I have never seen video pictures like this displayed on any type of display. The most costly studio monitor cannot show images like this. And Digital Cinema comes no where close. The lack of film grain is amazing in this dye transfer print. This film is obviously shot with a lot of high speed negative (probably pushed) and many practical lights (flaming torches) and there is little to no grain in the projected image. This indicates that much of the projected grain we see is added in the intermediate film stages or in the Eastman/Fuji projected print. Kodak does make both the matrix and blank stock used in the printing process.
The director of photography was Peter Menzies, Jr., ACS and the camera operator was Robert Prestley, SOC. Menzies also filmed "The General's Daughter" released this year. They are to be commended. This may well be one of the year's best photographed features.

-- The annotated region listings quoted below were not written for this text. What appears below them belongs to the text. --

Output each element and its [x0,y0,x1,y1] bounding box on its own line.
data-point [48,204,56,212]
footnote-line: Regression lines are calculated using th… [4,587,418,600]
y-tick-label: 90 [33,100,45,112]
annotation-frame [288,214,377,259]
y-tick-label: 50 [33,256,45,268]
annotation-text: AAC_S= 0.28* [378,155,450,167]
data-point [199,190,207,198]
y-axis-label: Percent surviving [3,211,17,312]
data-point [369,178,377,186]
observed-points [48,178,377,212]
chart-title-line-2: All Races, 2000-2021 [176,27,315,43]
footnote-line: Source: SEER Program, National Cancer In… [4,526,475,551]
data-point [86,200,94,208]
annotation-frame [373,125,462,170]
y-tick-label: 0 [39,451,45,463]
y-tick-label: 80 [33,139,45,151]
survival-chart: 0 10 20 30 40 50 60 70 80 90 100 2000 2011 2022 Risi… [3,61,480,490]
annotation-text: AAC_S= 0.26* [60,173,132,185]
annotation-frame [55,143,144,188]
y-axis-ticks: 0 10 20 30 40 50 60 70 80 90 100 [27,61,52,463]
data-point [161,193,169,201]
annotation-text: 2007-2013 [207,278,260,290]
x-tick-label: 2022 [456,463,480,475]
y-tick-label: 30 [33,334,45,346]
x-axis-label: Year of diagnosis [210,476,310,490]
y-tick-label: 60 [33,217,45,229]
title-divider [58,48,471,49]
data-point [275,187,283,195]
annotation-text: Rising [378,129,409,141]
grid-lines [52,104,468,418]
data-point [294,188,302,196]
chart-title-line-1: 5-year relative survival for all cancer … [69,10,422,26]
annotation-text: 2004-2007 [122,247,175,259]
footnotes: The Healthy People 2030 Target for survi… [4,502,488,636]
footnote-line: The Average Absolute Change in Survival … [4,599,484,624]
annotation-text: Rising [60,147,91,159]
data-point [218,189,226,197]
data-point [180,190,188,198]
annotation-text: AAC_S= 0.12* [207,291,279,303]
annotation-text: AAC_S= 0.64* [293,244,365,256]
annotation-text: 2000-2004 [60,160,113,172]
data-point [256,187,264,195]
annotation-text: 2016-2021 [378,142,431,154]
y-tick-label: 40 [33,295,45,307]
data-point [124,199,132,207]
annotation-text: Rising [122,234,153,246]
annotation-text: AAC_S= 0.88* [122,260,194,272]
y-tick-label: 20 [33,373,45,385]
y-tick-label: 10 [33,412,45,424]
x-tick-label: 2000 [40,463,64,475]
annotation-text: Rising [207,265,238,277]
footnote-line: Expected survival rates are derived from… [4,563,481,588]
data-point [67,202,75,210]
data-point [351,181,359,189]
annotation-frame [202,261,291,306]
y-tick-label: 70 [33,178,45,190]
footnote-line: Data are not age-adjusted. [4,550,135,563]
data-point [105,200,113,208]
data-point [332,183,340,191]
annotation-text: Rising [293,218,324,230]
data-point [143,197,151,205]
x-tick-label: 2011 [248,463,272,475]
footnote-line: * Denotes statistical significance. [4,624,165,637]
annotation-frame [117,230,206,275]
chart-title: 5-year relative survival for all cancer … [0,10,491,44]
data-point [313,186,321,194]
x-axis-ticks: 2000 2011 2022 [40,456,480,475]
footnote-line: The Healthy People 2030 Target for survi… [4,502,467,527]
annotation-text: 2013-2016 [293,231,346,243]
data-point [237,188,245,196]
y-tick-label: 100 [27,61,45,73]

For background on how the Technicolor Process works look at the following links:
These sites are a great source of information on all early color processes. This picture may not last too long in the first run theaters. In the LA area I know that the picture is playing at most AMC's, General Cinema theaters and at the Pacific Winnetka. At the Pacific Winnetka it is in two theaters including one with a 70 foot wide screen. It looks great and looks much better that the trailers proceeding it. The 70 foot screen is a real test that digital cinema cannot come close to. At the AMC 14 theater in Burbank it is ironic that it is in the same theater as the June TI Phantom Menace technology demo. This film image is much better. The best theater image that I watched over the weekend was the Glendale General Cinema at Central and Milford. And for those sound fans the sound track is one the best I have ever heard. A great theatrical presentation with a Jerry Goldsmith music score and some of the best sound mixing I have ever heard. The sound effects editing and the use of the surround channels is incredible. Disney's own (Pacific managed) El Capitan theater in Hollywood is playing a Kodak print. More production details can be found at The 13th Warrior.
As usual these opinions are my own. I believe that this Dye Transfer image quality raises the bar way up. It will be very hard for Digital Cinema to equal, although I think digital presentations will come eventually. With Technicolor's Dye Transfer, there were no pixels or compression artifacts visible on the film screen.